Austrian Empire 1804–1867
- February 24, 1805 - Adam Kazimierz Czartoryski (1734–1823), in Austrian service since 1764, representative of Poland at the Congress of Vienna 1814/15
- April 1, 1805 - Duke Ferdinand Friedrich August of Württemberg (1763–1834)
- September 6, 1808 - Archduke Joseph Anton of Austria (1776–1847) - Palatine of Hungary ("Jószef nádor")

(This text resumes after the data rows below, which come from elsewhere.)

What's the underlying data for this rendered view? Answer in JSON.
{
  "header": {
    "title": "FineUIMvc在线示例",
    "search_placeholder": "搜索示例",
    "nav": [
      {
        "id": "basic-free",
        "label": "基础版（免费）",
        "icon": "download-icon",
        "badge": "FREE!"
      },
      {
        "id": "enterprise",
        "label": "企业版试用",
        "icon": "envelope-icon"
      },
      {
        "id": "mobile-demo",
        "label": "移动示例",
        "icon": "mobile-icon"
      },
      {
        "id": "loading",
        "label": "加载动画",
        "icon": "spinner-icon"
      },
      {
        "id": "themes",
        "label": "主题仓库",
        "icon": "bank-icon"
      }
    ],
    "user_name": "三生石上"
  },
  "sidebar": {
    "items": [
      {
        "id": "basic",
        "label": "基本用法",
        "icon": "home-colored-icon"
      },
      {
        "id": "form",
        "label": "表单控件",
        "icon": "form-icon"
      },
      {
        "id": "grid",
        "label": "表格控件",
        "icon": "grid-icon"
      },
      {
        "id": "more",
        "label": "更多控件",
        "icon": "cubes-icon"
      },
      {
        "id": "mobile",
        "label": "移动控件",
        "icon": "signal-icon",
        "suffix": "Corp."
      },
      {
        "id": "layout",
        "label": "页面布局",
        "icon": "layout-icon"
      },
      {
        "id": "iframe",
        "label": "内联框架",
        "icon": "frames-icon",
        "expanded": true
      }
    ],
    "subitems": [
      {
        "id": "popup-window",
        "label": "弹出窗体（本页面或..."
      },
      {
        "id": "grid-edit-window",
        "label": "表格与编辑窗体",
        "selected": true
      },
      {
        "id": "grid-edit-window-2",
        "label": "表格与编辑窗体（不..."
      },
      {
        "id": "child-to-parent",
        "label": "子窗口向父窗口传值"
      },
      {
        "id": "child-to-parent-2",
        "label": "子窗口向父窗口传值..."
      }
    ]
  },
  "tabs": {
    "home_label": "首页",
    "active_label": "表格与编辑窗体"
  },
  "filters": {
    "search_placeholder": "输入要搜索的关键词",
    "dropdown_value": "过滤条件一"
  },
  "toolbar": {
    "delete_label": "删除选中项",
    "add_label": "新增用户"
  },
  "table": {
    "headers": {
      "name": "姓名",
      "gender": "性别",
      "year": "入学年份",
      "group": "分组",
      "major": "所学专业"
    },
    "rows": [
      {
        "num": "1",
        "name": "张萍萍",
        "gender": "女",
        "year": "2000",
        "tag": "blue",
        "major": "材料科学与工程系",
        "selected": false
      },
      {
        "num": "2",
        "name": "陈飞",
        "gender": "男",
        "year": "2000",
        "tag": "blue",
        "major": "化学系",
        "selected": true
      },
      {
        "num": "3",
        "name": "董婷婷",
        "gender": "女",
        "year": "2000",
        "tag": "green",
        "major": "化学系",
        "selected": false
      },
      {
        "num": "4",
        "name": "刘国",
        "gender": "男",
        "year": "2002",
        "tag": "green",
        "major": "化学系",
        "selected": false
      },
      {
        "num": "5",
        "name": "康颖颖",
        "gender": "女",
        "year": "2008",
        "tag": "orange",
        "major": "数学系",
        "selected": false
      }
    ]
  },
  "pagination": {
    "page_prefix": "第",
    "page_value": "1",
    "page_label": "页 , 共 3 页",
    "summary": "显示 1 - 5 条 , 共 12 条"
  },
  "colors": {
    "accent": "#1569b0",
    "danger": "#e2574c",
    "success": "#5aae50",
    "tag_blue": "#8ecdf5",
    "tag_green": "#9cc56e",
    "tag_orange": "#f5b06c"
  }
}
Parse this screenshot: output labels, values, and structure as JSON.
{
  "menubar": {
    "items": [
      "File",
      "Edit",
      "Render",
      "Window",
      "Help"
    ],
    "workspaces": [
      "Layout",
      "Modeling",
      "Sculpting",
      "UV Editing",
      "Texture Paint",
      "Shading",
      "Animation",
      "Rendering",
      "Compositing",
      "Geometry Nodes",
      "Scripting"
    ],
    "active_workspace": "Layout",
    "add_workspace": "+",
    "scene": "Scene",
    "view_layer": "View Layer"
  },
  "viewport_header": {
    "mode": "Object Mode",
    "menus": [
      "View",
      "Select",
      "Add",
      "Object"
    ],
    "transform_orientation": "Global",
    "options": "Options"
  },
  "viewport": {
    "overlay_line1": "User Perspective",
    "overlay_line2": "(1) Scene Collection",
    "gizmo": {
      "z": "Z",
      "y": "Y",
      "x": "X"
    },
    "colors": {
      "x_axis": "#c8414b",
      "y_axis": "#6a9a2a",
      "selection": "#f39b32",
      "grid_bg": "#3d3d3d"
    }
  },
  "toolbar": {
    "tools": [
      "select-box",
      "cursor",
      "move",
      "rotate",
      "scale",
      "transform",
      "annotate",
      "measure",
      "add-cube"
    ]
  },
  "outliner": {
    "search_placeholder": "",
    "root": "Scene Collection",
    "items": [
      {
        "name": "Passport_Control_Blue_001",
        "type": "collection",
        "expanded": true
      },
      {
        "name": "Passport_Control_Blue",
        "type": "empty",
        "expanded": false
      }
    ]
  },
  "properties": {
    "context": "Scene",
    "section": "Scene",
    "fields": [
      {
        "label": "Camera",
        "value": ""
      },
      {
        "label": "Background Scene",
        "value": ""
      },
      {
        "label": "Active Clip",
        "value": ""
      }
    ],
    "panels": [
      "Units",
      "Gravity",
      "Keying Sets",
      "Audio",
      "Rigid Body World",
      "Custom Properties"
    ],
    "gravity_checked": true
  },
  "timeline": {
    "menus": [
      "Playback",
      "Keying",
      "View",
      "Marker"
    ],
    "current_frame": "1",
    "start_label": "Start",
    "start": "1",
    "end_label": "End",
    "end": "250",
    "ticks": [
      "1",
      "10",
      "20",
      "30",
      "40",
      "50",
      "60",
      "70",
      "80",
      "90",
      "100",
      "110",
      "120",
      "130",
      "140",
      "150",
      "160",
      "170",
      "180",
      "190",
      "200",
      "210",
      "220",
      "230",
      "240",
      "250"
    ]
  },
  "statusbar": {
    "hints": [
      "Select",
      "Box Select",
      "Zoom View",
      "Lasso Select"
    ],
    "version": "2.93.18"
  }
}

- September 6, 1808 - Charles Joseph de Ligne (1735–1814) - the rose-colored prince
- September 6, 1808 - Joseph Alvinczy von Berberek (1735–1810) - troop leader in the Turkish and Napoleonic Wars
- September 6, 1808 - Joseph Johann Graf Ferraris (1726–1814) - troop leader in the coalition wars, topographer
- December 19, 1808 - Wenzel Graf Colloredo-Waldsee (1738–1822) - President of the Court War Council under Archduke Carl
- September 12, 1809 - Heinrich von Bellegarde (1756–1845) - President of the Court War Council
- September 12, 1809 - Johann Karl Kolowrat-Krakowsky (1748–1816) - important artillery leader in the Napoleonic Wars
- September 12, 1809 - Prince Johann von und zu Liechtenstein (1760–1836) - troop leader near Austerlitz, Aspern and Wagram
- October 2, 1812 - Karl Philipp zu Schwarzenberg (1771–1820) - Commander of the Allies in the Battle of the Nations near Leipzig on 16–19. October 1813
- November 6, 1814 - Georg Prince of Wales, Prince Regent of Great Britain and Ireland (1762–1830)
- November 6, 1814 - Friedrich August, Duke of York and Albany (1763–1827)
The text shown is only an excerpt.